Hello,
We want to aggregate the results based on the time, project and a particular term. Our goal is mainly to aggregate. The current call looks like
{
"query": {
"bool": {
"filter": {
"bool": {
"filter": [
{
"range": {
"timestamp": {
"from": "now-14d/d",
"include_lower": true,
"include_upper": true,
"to": null
}
}
},
{
"range": {
"timestamp": {
"from": "now-14d",
"include_lower": true,
"include_upper": true,
"to": null
}
}
},
{
"term": {
"project": "234234234"
}
}
]
}
},
"must": {
"match_all": {}
}
}
},
"aggs": {
"testaggs": {
"aggregations": {
"filters": {
"aggregations": {
"mainType": {
"aggregations": {
"timesum": {
"sum": {
"field": "nest.time"
}
},
"count": {
"sum": {
"field": "nest.e"
}
}
},
"timepercetile": {
"percentiles": {
"field": "nest.time",
"percents": [
50,
75,
90,
95,
99
]
}
},
"fetchSources": {
"top_hits": {
"_source": {
"excludes": [],
"includes": [
"nest.group",
"method"
]
},
"size": 1
}
}
},
"terms": {
"field": "nest.hash",
"size": 1000
}
}
},
"filter": {
"match_all": {}
}
}
},
"nested": {
"path": "nest"
}
}
}
}
There is a structure called "nest", which is nested and it contains, a hash
(the hash of the group), group
, time
and count c
.
The above query and aggregation - will this be cached correctly?

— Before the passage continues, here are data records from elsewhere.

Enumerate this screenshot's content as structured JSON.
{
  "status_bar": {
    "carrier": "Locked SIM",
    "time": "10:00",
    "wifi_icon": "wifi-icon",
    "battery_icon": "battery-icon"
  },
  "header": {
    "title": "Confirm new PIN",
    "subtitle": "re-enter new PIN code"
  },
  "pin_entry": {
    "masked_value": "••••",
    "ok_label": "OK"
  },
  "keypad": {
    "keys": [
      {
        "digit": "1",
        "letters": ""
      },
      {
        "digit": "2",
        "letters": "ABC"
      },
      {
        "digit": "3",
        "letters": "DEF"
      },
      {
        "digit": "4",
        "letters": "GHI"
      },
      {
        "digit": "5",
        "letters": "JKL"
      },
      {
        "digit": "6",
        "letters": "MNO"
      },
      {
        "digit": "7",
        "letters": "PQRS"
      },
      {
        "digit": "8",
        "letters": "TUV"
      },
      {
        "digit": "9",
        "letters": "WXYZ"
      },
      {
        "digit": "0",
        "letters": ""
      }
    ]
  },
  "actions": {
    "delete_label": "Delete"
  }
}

I read that using /d
with now
will cache. Is that correct. What we are seeing is, when we have around 80 million documents (for all projects), our aggregation query is taking sometimes 4-5 seconds, but sometimes 30 or even 70 seconds. It is really random.
So I would like to make sure that my query is cached and not recalculated everytime. Also would it be better to move the filtering into the aggregation instead of in the query?